Then we have Rand Paul, who wants with all his heart and soul to support the tax bill because he is by nature a team player. To keep him on the team, manager McConnell will have to persuade Paul that the data he has seen that suggest that 30 percent of the middle class will actually get a tax hike are wrong. And that all the reasons the senator will find between now and the time to vote are also without merit. Chances of such a managerial coup are rather small, forcing a reluctant Paul to abandon his natural inclination to play ball with the Republican Establishment team, and vote “no” on any tax bill.
If appeals to that team spirit fail, the president might try to win Dr. Paul (an ophthalmologist) over by offering him the job at Health and Human Services recently vacated by the high-flying Dr. Tom Price. But Senate confirmation might prove a stumbling block as his former teammates remember his inattention to their political needs.
If not these three, then perhaps some deficit hawks will regain the lost fervor for the prevention of still another downgrade in America’s credit rating.
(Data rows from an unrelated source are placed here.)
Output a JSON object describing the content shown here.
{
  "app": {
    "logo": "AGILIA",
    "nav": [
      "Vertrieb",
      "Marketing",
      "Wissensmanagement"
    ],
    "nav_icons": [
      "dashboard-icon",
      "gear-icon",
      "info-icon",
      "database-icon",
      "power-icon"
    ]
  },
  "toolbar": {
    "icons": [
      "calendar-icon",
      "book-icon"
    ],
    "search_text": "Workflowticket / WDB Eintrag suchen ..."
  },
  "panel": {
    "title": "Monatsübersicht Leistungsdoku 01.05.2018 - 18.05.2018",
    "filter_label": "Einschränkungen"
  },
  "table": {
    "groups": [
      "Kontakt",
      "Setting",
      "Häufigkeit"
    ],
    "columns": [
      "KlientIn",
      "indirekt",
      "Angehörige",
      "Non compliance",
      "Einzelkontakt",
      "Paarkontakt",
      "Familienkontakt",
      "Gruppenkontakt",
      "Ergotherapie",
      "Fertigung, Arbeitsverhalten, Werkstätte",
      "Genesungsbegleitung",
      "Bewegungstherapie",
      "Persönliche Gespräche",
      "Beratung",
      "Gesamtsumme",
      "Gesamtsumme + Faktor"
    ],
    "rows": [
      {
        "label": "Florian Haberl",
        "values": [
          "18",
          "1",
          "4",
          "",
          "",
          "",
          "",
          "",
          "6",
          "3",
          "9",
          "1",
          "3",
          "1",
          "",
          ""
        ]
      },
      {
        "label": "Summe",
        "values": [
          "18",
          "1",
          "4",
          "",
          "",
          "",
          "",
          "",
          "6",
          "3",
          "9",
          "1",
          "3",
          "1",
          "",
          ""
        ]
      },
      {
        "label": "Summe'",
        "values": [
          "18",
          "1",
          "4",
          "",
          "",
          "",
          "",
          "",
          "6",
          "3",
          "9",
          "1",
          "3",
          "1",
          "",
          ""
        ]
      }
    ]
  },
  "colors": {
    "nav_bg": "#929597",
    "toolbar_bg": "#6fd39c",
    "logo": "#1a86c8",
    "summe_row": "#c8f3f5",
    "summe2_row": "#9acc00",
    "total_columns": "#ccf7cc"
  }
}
Or perhaps Trump’s new best friends, Chuck and Nancy, will trade their party’s votes for serious changes in the president’s proposals, or at least for another mess of Chinese food at the White House.
So with the backing of the many Republicans who have no fear of antagonizing constituents in high-tax states, the masses of voters who feel they will benefit from repeal of the estate tax and lower corporate taxes, the skills demonstrated by Republican leaders in the House and Senate, and the help of ever-cooperative Senators Corker, McCain and Paul, the tax bill is a sure winner.
And the stock market will proceed on its path, in defiance of the old saw that no tree grows to the sky.